Shengmin Sang, associate professor and lead scientist in the Center for Excellence in Post-Harvest Technologies ​at North Carolina Agricultural and Technical State University labs in Kannapolis, was awarded the inaugural Innovation for Impact Grand Prize last week in Greensboro. Here’s a look at his bio.

Dr. Shengmin Sang

Dr. Sang is associate professor specializing in functional foods, researches dietary exposure markers using metabolomic approaches, with the goal of identifying novel bioactive natural products that can be used in functional foods and dietary supplements to prevent chronic diseases such as cancer and diabetes.

Present areas of research focus on how post-harvest technologies affect the chemical profile, bioavailability and efficacy of the bioactive components in functional foods.

Specific projects in his lab involve:

• Purifying and identifying bioactive components from herbal medicine and functional foods;
• Standardization and quality control of herbal medicine and functional foods;
• Studying the bioavailability and biotransformation of bioactive food components in animals and humans;
• Studying the preventive effects of dietary polyphenols, such as tea catechins and apple polyphenols on the development of diabetic complications focusing on the trapping of reactive dicarbonyl compounds and the formation of Advanced Glycation End Products (AGEs) using in vitro and animal models;
• Developing new chemopreventive agents from dietary sources, such as gingerols and shogaols from ginger, pterostilbene from blueberry, theaflavins from black tea, and wheat bran oil from wheat bran using in vitro and animal models.
• Using metabolomic approach to study dietary exposure markers.

Dr. Sang is a very productive natural product scientist. He has published over 100 peer-reviewed articles in reputable journals and 15 book chapters.

He was co-organizer of the symposium titled “Challenges in Chemistry and Biology of Herbs” at the American Chemical Society’s National Meeting in 2004, and then co-edited a book titled “Herbs: Challenges in Chemistry and Biology” sponsored by ACS. He is currently organizing another symposium titled “Reactive Carbonyl Species: Chemistry and Health Effects” for the ACS National Meeting in 2010.

He has received two U.S. patents titled “Benzotropolone derivatives and modulation of inflammatory response” (United States Patent Number: 7,087,790 B2. August 8, 2006 and 7,288,680. October 30, 2007). Dr. Sang’s research has been supported by research grants from NIH Botanical Center, NCI/NIH, U.S. Department of Agriculture, the U.S. Apple Association (USApple) and the Apple Products Research Education Council (APREC), as well as by a private company.

His outstanding research in the area of food and health was recognized with his winning in 2007 the Young Scientist Award of the Agricultural and Food Chemistry Division from the American Chemical Society; and in 2009, the Matthew Suffness Young Investigator Award, which is currently the highest honor for an investigator in the first ten years of his independent research career in the American Society of Pharmacognosy.
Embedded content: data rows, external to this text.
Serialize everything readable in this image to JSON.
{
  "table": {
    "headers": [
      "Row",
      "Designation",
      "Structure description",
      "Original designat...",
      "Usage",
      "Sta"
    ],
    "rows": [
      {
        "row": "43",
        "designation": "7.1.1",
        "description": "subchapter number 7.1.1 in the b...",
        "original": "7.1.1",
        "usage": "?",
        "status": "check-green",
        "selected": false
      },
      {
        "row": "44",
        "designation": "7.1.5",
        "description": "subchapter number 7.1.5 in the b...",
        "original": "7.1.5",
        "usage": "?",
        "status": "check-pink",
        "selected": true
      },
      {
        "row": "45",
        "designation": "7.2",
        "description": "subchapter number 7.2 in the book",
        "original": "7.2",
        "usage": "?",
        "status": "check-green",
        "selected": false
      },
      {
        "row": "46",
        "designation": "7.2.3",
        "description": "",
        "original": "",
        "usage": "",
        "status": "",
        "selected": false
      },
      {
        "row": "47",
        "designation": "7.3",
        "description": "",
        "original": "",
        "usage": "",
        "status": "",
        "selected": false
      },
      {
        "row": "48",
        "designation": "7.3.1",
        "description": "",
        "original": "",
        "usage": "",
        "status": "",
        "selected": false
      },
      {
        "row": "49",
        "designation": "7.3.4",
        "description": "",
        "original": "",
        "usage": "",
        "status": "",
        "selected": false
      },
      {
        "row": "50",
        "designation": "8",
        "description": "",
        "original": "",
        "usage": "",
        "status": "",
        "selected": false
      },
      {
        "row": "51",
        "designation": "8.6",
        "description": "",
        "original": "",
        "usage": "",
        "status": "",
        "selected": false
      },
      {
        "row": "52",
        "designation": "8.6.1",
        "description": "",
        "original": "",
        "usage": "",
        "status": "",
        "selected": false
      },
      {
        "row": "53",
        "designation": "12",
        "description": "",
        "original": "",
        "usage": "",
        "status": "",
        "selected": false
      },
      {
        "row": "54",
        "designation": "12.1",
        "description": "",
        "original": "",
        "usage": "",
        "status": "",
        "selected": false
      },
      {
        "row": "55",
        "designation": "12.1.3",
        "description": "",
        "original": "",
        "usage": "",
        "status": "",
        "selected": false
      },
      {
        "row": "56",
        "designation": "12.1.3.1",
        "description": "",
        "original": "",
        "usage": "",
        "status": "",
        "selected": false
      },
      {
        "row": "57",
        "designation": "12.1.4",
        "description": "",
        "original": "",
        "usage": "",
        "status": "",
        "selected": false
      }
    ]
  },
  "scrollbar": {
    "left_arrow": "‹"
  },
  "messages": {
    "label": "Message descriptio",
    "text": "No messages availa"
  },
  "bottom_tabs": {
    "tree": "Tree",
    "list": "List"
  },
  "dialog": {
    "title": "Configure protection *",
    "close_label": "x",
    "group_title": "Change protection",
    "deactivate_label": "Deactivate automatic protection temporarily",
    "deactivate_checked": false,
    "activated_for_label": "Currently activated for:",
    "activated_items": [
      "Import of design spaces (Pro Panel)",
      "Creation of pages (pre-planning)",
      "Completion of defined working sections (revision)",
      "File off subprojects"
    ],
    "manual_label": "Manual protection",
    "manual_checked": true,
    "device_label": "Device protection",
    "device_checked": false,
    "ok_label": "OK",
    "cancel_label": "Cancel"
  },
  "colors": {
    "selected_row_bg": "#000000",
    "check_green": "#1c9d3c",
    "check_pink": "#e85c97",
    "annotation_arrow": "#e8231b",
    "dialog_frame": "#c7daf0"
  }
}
Shen obtained his Ph.D. degree as a natural product chemist from Shanghai Institute of Material Medicine, Chinese Academy of Sciences in 1999. From 1999 – 2003, he served as a postdoctoral research associate in the Department of Food Science at Rutgers University, and from 2003 – 2008 as an assistant research professor in the Department of Chemical Biology, School of Pharmacy. From 2008 – 2010, he was assistant professor in the Julius L. Chambers Biomedical/Biotechnology Research Institute at North Carolina Central University. He continues to serve as adjunct faculty in the Department of Chemical Biology, School of Pharmacy at Rutgers University and in the Department of Food, Bioprocessing and Nutritional Sciences at North Carolina State University.